Meditó sobre el error divino de congregar a los reyes en el paraíso. Expuso que el poder del rey en la tierra, su exclusividad, consiste, básicamente, en que los reyes anteriores hayan muerto. “Nosotros somos el faro, la guía, el mejor hombre. Solo la muerte nos revela, dejamos el cargo porque desaparecemos, no porque perdamos nuestra gloria. Pero en el cielo somos todos eternos. Hay mucha competencia”. Confesó que los Austrias bullean a los Borbones. “Se burlan de nosotros, nos llaman principitos de Andorra”. Felipe II es, por lo visto, el peor. Alfonso teme cruzarse con él.
—Solo respetan a mi abuela Isabel, que un día cogió a Carlos I de la barba y le dijo que como lo volviera a oír diciendo sandeces le iba a apagar las luces con la mano abierta: “Vas a ver tú cómo sí se pone el sol en tu imperio”, le amenazó.
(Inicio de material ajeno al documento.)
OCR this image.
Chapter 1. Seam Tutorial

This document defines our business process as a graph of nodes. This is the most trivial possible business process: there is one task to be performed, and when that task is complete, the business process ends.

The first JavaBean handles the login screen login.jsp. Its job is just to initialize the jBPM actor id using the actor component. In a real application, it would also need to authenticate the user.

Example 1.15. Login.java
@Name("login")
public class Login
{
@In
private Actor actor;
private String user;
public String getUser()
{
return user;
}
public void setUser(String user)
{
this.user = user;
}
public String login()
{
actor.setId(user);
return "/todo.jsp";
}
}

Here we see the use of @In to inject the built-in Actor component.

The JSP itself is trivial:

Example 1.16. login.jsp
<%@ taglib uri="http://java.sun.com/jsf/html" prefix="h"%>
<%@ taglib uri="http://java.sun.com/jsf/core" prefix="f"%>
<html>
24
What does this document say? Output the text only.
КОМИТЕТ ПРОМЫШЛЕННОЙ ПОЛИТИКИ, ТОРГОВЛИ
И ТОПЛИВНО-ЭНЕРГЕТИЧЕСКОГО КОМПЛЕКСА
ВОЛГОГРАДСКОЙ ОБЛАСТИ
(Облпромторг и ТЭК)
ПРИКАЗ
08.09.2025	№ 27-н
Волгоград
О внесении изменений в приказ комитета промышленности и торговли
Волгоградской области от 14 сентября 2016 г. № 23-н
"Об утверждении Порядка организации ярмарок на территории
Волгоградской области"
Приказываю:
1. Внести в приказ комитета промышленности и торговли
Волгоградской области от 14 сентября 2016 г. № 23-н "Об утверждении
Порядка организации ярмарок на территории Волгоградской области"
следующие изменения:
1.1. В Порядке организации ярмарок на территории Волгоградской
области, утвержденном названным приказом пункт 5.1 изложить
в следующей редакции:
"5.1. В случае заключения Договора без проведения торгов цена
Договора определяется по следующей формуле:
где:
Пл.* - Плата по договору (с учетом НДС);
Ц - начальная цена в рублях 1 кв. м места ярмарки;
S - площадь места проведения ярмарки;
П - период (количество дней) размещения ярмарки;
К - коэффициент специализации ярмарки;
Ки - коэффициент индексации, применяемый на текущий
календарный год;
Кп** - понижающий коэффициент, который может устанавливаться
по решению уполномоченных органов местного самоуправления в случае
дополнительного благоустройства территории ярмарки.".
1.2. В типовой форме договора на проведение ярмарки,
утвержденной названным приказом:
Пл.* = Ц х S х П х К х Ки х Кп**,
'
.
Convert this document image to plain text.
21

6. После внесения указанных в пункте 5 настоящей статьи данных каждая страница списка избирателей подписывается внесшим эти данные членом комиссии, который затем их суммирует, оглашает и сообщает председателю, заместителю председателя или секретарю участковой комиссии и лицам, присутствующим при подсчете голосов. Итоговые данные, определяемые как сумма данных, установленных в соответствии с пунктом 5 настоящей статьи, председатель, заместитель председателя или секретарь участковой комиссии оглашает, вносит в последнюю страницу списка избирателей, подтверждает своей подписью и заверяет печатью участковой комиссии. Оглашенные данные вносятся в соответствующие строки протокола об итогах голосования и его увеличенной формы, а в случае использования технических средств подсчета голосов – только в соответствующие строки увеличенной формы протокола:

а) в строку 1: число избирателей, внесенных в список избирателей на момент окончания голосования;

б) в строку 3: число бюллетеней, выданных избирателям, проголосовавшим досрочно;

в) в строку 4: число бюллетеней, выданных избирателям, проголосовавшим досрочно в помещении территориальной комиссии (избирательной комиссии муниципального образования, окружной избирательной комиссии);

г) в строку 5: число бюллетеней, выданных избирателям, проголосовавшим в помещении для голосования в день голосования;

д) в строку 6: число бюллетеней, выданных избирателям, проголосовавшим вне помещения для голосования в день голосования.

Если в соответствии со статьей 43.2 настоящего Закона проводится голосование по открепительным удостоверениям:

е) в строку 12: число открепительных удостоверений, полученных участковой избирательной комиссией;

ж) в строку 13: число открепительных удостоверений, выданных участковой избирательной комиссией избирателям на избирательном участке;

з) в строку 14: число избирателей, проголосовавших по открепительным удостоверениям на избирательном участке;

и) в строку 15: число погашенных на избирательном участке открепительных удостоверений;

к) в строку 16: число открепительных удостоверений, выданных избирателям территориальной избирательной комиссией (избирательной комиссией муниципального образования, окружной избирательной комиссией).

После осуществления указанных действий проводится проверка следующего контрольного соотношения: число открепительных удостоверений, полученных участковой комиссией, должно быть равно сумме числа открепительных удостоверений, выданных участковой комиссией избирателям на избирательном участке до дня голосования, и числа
Salimos del bar. Pagué yo. Dejamos el tema y paseamos. Transcurrieron muchos minutos en silencio. El rey señalaba plazas con ternura. Seguía presentándome una ciudad que yo conocía mejor que él. Comimos en un kebab. Le dije que era una creación nueva, muy madrileña. Cuando durante el café, en Ópera, le dije que aquello del Durüm era comida turca, casi vomita. “¿Moriscos? ¿Moros?”, preguntaba entre toses. Acabó aceptando la broma de buen grado. Nos reímos muchísimo. Luego caminamos más, y le explique que yo entregaría el artículo manuscrito y un periodistilla lo transcribiría.
Alfonso alucinó con las pantallas de Callao: “Oye, pues no las imaginaba tan grandes”.
Merendamos churros y nos sentamos a mirar el Parque del Oeste. El día se acababa, su día se acababa. Debía volver al más allá. De pronto, noté que me miraba fijamente. Me giré. Se le había puesto la carita suplicante como a un galgo. El bigote, aflojado, ahora le colgaba por las comisuras.
—¿Podemos, eh? — parecía avergonzado, tímido; la egolatría y el carácter se habían ido esfumando ante la certeza del regreso— ¿Podemos merendar otra vez, eh?
—Claro que sí, majestad—le apreté el hombro— Claro que sí.